Siamo tutti fritti-g

Odio il lunedì. Il martedì, anche di più. Il lunedì, infatti, quando suona la tanto odiata sveglia, mi alzo e, con rassegnazione, mi preparo ad andare in ufficio. Ma quello che, poco dopo, è seduto davanti a un computer, non sono io. È un automa. Un essere privo di coscienza. Di volontà. Un vegetale con il pollice opponibile. Uno zombie con gli auricolari nelle orecchie. Un ectoplasma appesantito da excel e microsoft project. Il martedì, invece, è tutta un’altra storia. Il martedì, è il risveglio, nel senso buddhista. Il martedì, cade il velo di Maya. Il martedì, c’è la presa di coscienza. È solo martedì. Devo scalare montagne di mail, esplorare progetti abissali, sopportare torrenziali meeting. E sono due anni che devo mettere le tende in camera, maledizione! Poi uno si domanda perché la gente si droga o guarda ‘Uomini e donne’. Prendiamo martedì scorso. Uno come tanti altri. Il suono di ‘Sunday morning’ dei Maroon 5 mi ricorda tre cose: uno, che non è domenica mattina, perché l’ultima volta che mi sono alzato di domenica mattina è stato quando mi hanno tolto l’appendice a cui ero molto affezionato e credetemi, era un sacco di tempo fa; due, che la sventola che mi spupazzavo, ahimé, era solo un sogno; tre, che è ora di cambiare sveglia. Il lunedì, quando mi alzo, sono distrutto. Il martedì, in genere, necessito di un defribillatore. I soliti dieci minuti per trovare il coraggio di alzarsi. Le ciabatte sono sempre un mistero in casa mia. Una è sotto il pianoforte, l’altra è data per dispersa. Evacuazione della vescica e abluzione mattutina stando sempre ben attento a evitare lo specchio delle mie brame che non mente mai. Passaggio rifocillatore in cucina, spazzolata a incisivi e canini e via, pronti a farsi nobilitare da quell’attività che richiede dedizione, impegno e una certa dose di talento. No, non è il sesso. Prima di uscire, prendo le camicie che giacciono abbandonate nel cesto della roba sporca da ormai più di un mese. Missione lavanderia. La lavanderia è gestita da due simpatiche vecchiette zurighesi affette, ipotizzo, da avanzata demenza senile. Entro. Dlin dlon! Il campanello automatico riattiva per qualche secondo i miei neuroni assopiti.

“Grüezi!”

Per chi non lo sapesse, questo è il tipico saluto in svizzero tedesco. Il loro gutturale ‘Salve’. Per pronunciarlo alla perfezione, bisogna prima fumarsi un paio di sigarette, espettorare e fare uscire con impeto la parola. Non è facile credetemi. Ricambio il saluto e appoggio le camicie sul bancone. La signora si curva pericolosamente e con l’aiuto di un pallottoliere inizia a contare. Poi mi guarda.

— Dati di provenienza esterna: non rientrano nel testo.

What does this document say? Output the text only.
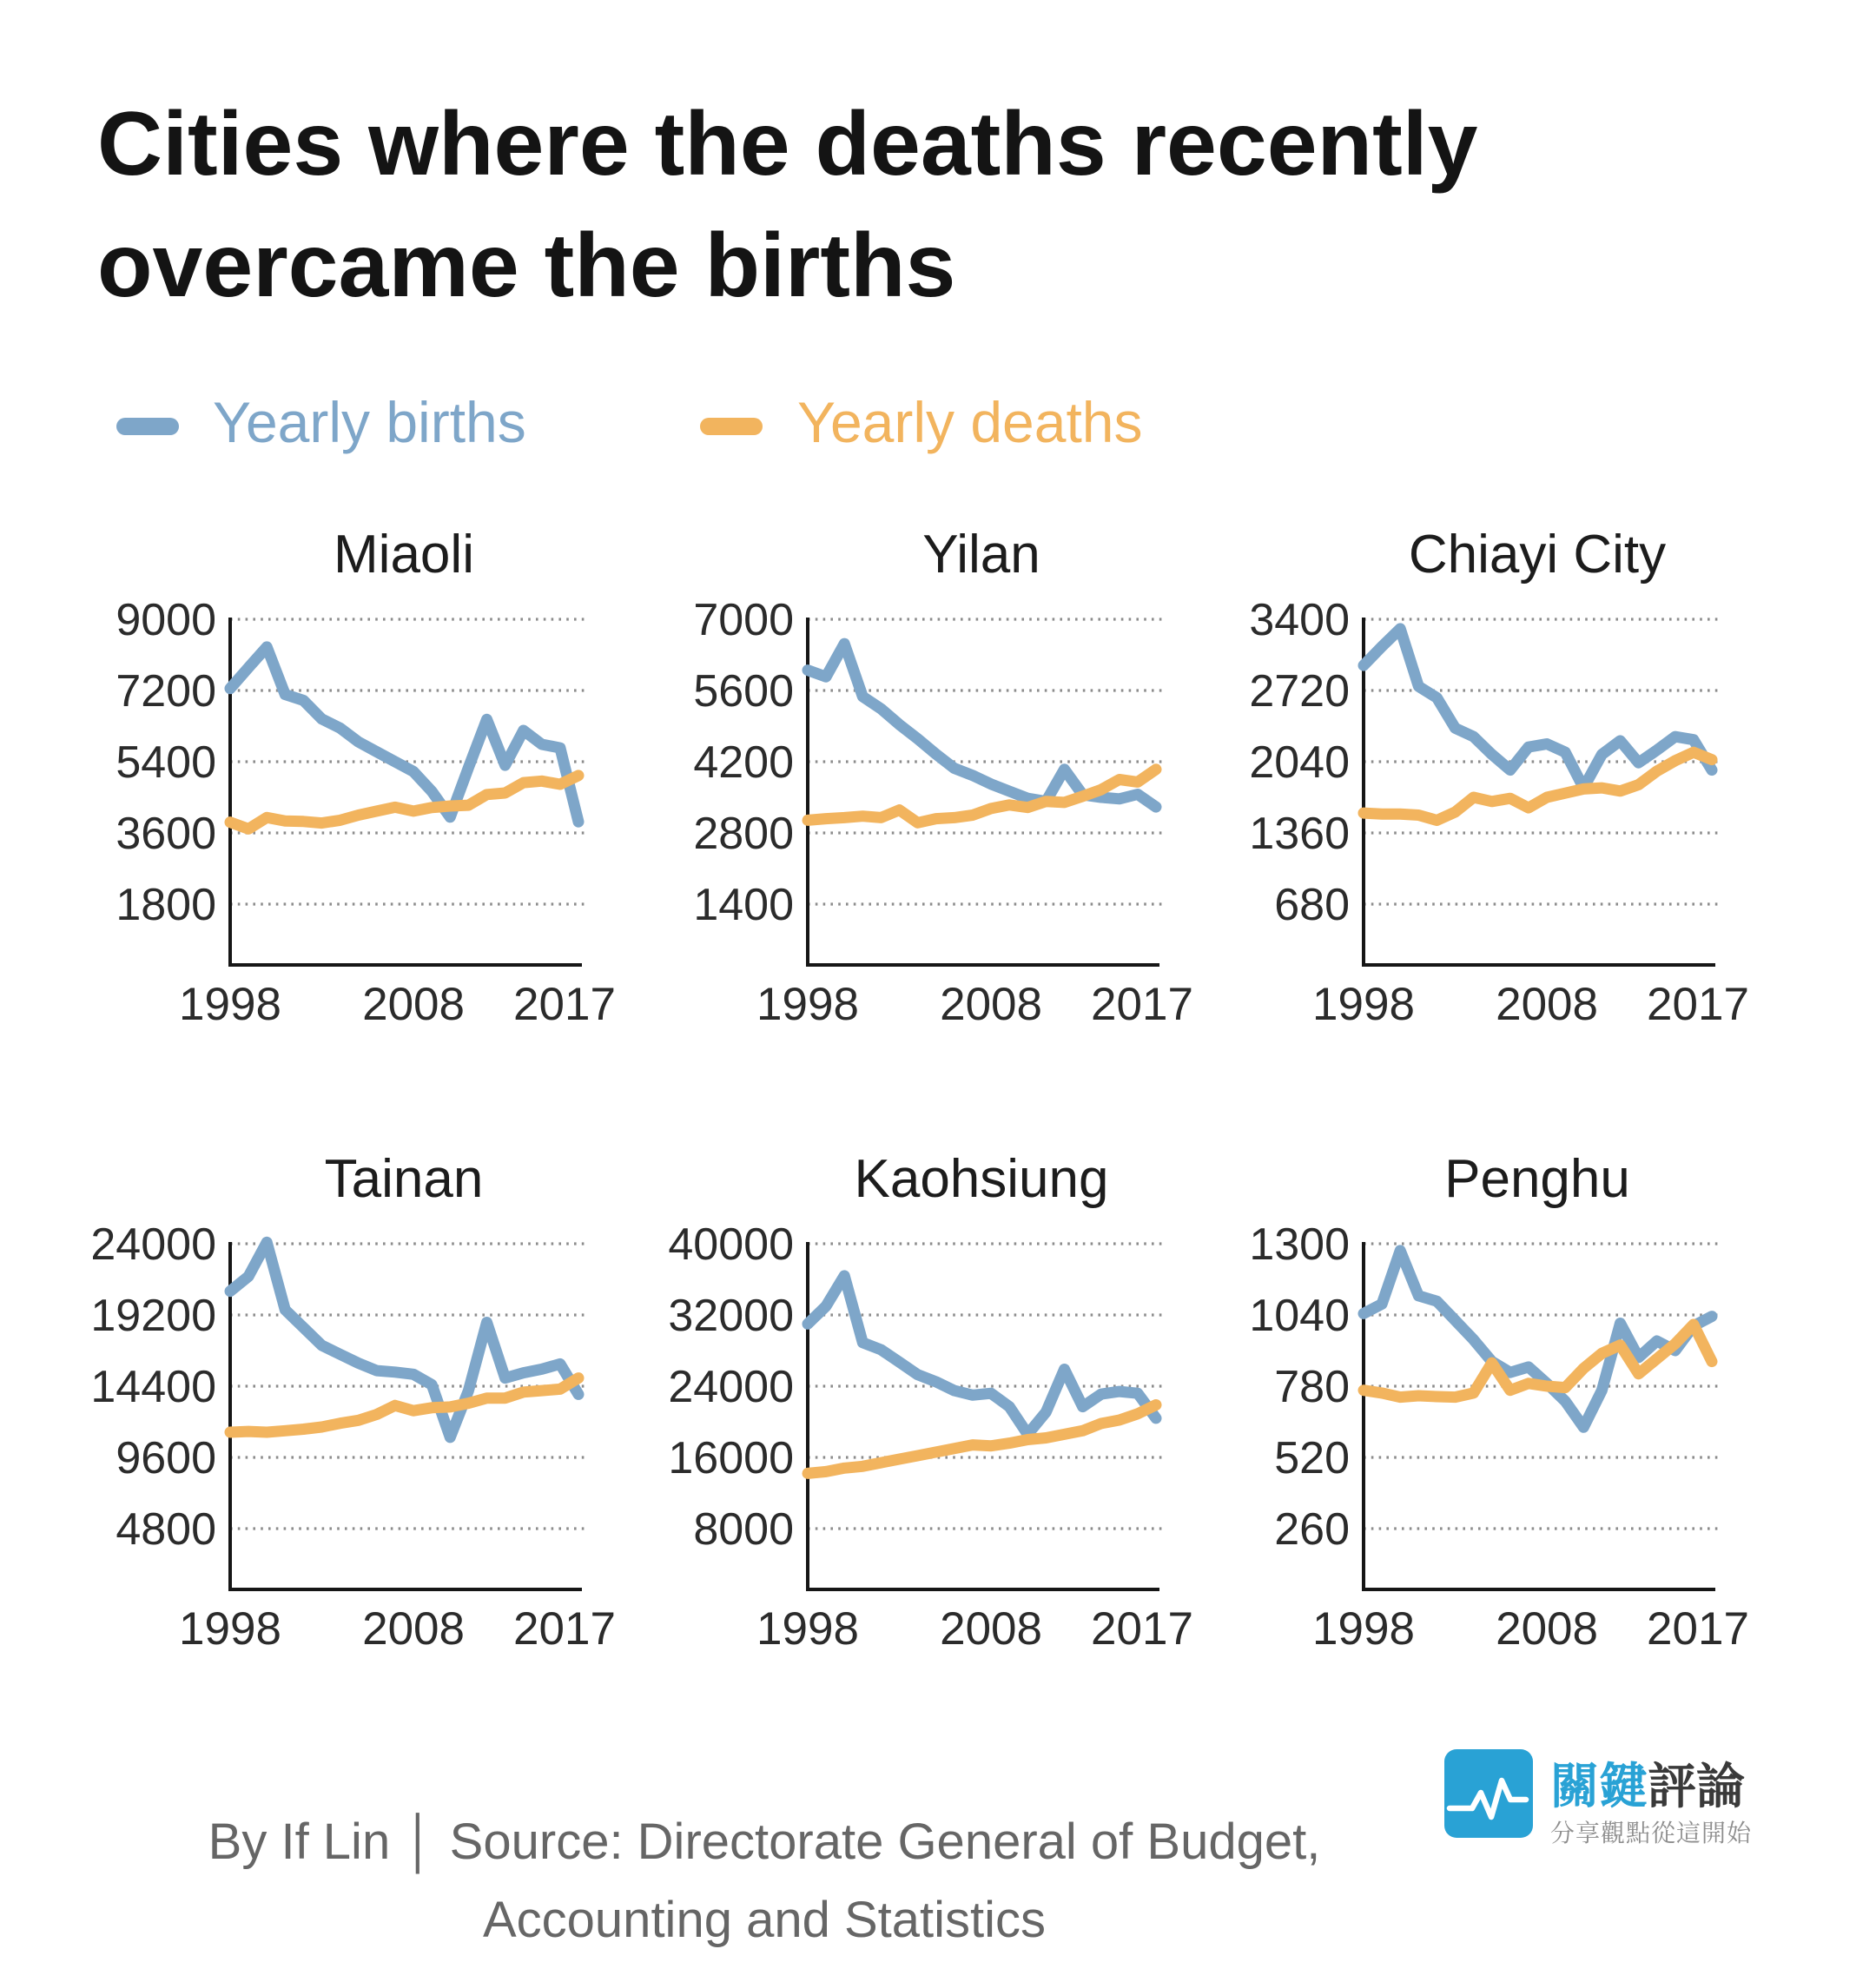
Cities where the deaths recently
overcame the births
Yearly births	Yearly deaths
Miaoli
9000
7200
5400
3600
1800
1998 2008 2017
Yilan
7000
5600
4200
2800
1400
1998 2008 2017
Chiayi City
3400
2720
2040
1360
680
1998 2008 2017
Tainan
24000
19200
14400
9600
4800
1998 2008 2017
Kaohsiung
40000
32000
24000
16000
8000
1998 2008 2017
Penghu
1300
1040
780
520
260
1998 2008 2017
By If Lin │ Source: Directorate General of Budget,
Accounting and Statistics
關鍵評論
分享觀點從這開始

“Foif”, declama con veemenza – credo si scriva füf, o qualcosa del genere. Io la guardo a mia volta. Del terrore è dipinto sul mio volto.

“Foif?”
“Ja. Foif”.

Ah be’, se la mettiamo così, io non ho nulla da obiettare – più tardi, in ufficio, scoprirò che ‘foif’ sarebbe il ‘funf’ in svizzero tedesco. Cinque. Al momento, però, sono indeciso se si tratti di un insulto o di una specie di mantra svizzero apotropaico. Andiamo avanti. La signora, sempre più curva, inizia a scrivere su un bigliettino.

“Frittig!”, e lo deve urlare, perché è talmente curva ormai che, ripiegata su se stessa, scrive infilata nel cestino sotto al bancone. No, guardi, il fritto a quest’ora lo trovo piuttosto indigesto. Magari dopo. Lei, però, è irremovibile. “Frittig!”. Solo un boccone, sono anche di fretta. “Frittig!”. Ma cos’è, la supercazzola prematurata? Sconfitto, sbiascico uno ‘Ja’ poco convinto – più tardi, in ufficio, scoprirò che ‘Frittig’ (si scrive ‘Fritig’) sarebbe il ‘Freitag’ in svizzero tedesco. Venerdì. Niente fritto. Peccato.

La signora, soddisfatta, prosegue nel suo interrogatorio monosillabico.

“Der name?”

Ah, questa è facile, questa la so! Schiaccio il pulsante.

“R.....erg!”

La signora fa cadere la penna e si tira su. No, non lo faccia! Sul suo viso compare quello che la mattina a Zurigo è impossibile vedere. Come a Milano. Un sorriso. No, no, ho già capito. Non lo faccia, la prego. Gradualmente, passa dal sorriso a una fragorosa risata che le provoca movimenti tellurici alla dentiera e uno sconquasso epilettico al seno giunonico. Lo so che lo sta per dire, ma non lo dica. Non anche questa volta. La prego! Lei, però, proprio come lava incandescente che cola dalle pendici di un vulcano in eruzione, è ormai inarrestabile. E allora mi preparo.
“Ahahah! R......erg?! R......erg?! Wie das Restaurant hier in der Nähe, R.....org!!!”. Come il ristorante qui vicino, R.....org. “Wussten Sie?”. Lo sapeva?

No. Come potrei. Sarà solo la decima volta che mi ripete la stessa battuta e con tutto l’alcol bevuto negli ultimi vent’anni la mia memoria ha qualche falla. Siccome i miei genitori hanno provato, con poco successo, a darmi quel minimo di educazione che ti serve per andare fuori a cena ed evitare, tra un piatto di spaghetti e una tagliata al sangue, di infilarti le dita nel caso e appiccicare il prodotto interno lordo sotto la sedia, rido a mia volta e ringrazio l’arterislerotica per la perla comica donatami. Amo però i miei post perché posso far lavorare la fantasia e scriverci quello che vogliò. Perciò, rido, dopodiché estraggo una pala e gliela percuoto sui denti, ottenendo una curiosa riarmonizzazione di ‘Fra Martino campanaro’. Saluto e, dopo aver visto l’autobus arrivare alla fermata, scatto come un centometrista sotto effetto di cannabis e mi accascio, poi, inerme, nella fila di sedili in fondo.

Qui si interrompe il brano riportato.